New Delhi: Industrial production witnessed a growth of 3.1 per cent in September as against a contraction of 0.1 per cent recorded in the previous month led by good performance of the manufacturing sector, official data showed on Tuesday.
Manufacturing sector posted a growth of 3.9 per cent year-on-year during the month under review while mining and electricity registered a sluggish expansion of 0.2 per cent and 0.5 per cent, respectively.
The Index of Industrial Production (IIP) witnessed improvement in September, reversing slowing trends of the previous two months.
The improvement was broad-based across consumer, industrial and infrastructure sectors. Consumer durables saw the highest growth at 6.5 per cent in September as production ramped up before the festive season. Consumer non-durables also grew after three months of decline.
"IIP benefited from improving export growth in the month, particularly for petroleum products and chemical products. Infrastructure and construction related goods picked up as well once rains ebbed," said Dharmakirti Joshi, Chief Economist, CRISIL.
“However, the performance of consumption-related segments requires close monitoring given signs of softening urban demand. Infrastructure and construction goods output grew by 3.3 per cent in September (vs 2.2 per cent last month) aiding the overall IIP growth,” said Rajani Sinha, Chief Economist, CareEdge Ratings.
Within the manufacturing sector, top three positive contributors for the month of September 2024 are manufacturing of coke and refined petroleum products (5.3 per cent); manufacturing of basic metals (2.5 per cent), and manufacture of electrical equipment (18.7 per cent).
Industrial growth for the first half of the current fiscal year stood at 4 per cent year-on-year, sharply lower than 6.3 per cent recorded in the corresponding period of the previous year.
For the July-September 2024 period the IIP growth stood at 2.6 per cent, which is the lowest in seven quarters.
“Going ahead, durable and broad-based consumption improvement along with an investment pick-up remain critical for the industrial growth,” Sinha said.
Paras Jasrai, Senior Economic Analyst at India Ratings and Research, said an unfavourable base effect (October 2023: 11.9 per cent) is likely to dent the industrial activity in October 2024.

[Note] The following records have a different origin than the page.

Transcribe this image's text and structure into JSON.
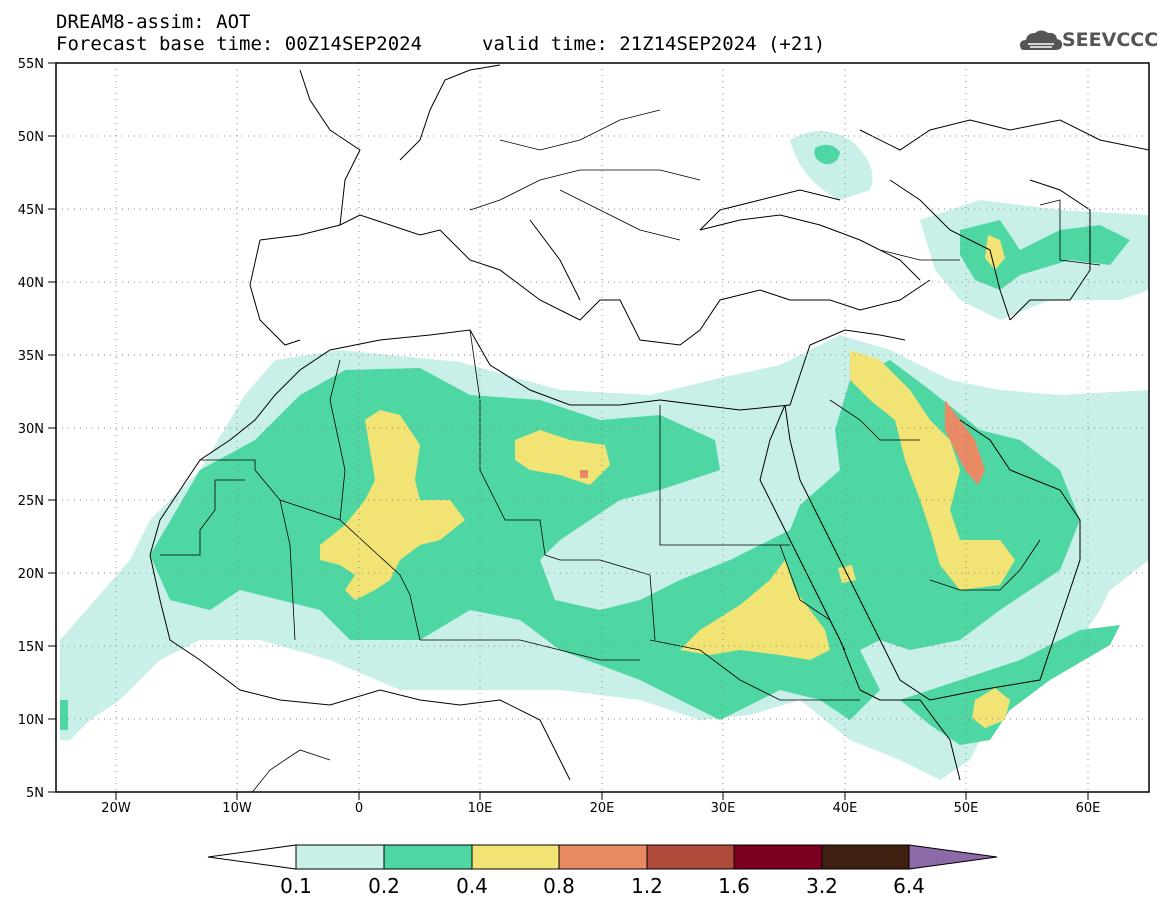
{
  "header": {
    "title": "DREAM8-assim: AOT",
    "base_time": "Forecast base time: 00Z14SEP2024",
    "valid_time": "valid time: 21Z14SEP2024 (+21)",
    "logo_text": "SEEVCCC",
    "logo_icon": "cloud-icon"
  },
  "map": {
    "lon_range": [
      -25,
      65
    ],
    "lat_range": [
      5,
      55
    ],
    "lat_labels": [
      "55N",
      "50N",
      "45N",
      "40N",
      "35N",
      "30N",
      "25N",
      "20N",
      "15N",
      "10N",
      "5N"
    ],
    "lon_labels": [
      "20W",
      "10W",
      "0",
      "10E",
      "20E",
      "30E",
      "40E",
      "50E",
      "60E"
    ],
    "grid": "dotted"
  },
  "colorbar": {
    "levels": [
      "0.1",
      "0.2",
      "0.4",
      "0.8",
      "1.2",
      "1.6",
      "3.2",
      "6.4"
    ],
    "colors": [
      "#ffffff",
      "#c8efe8",
      "#4fd7a3",
      "#f2e474",
      "#e88a64",
      "#b04b3b",
      "#7a0020",
      "#402010",
      "#8c6aa8"
    ]
  }
}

However, there has been a sustained pick-up in various high frequency indicators owing to the festive rush which would provide some support to the industrial output, he added.
The growth of e-way bill and coal production remained steady at 16.9 per cent and 7.5 per cent, respectively in October. The year-on-year growth of other indicators such as electricity demand and petroleum consumption has improved to a three-month high. All in all, Ind-Ra expects the IIP growth to be around 2 per cent year-on-year in October 2024, Jasrai said.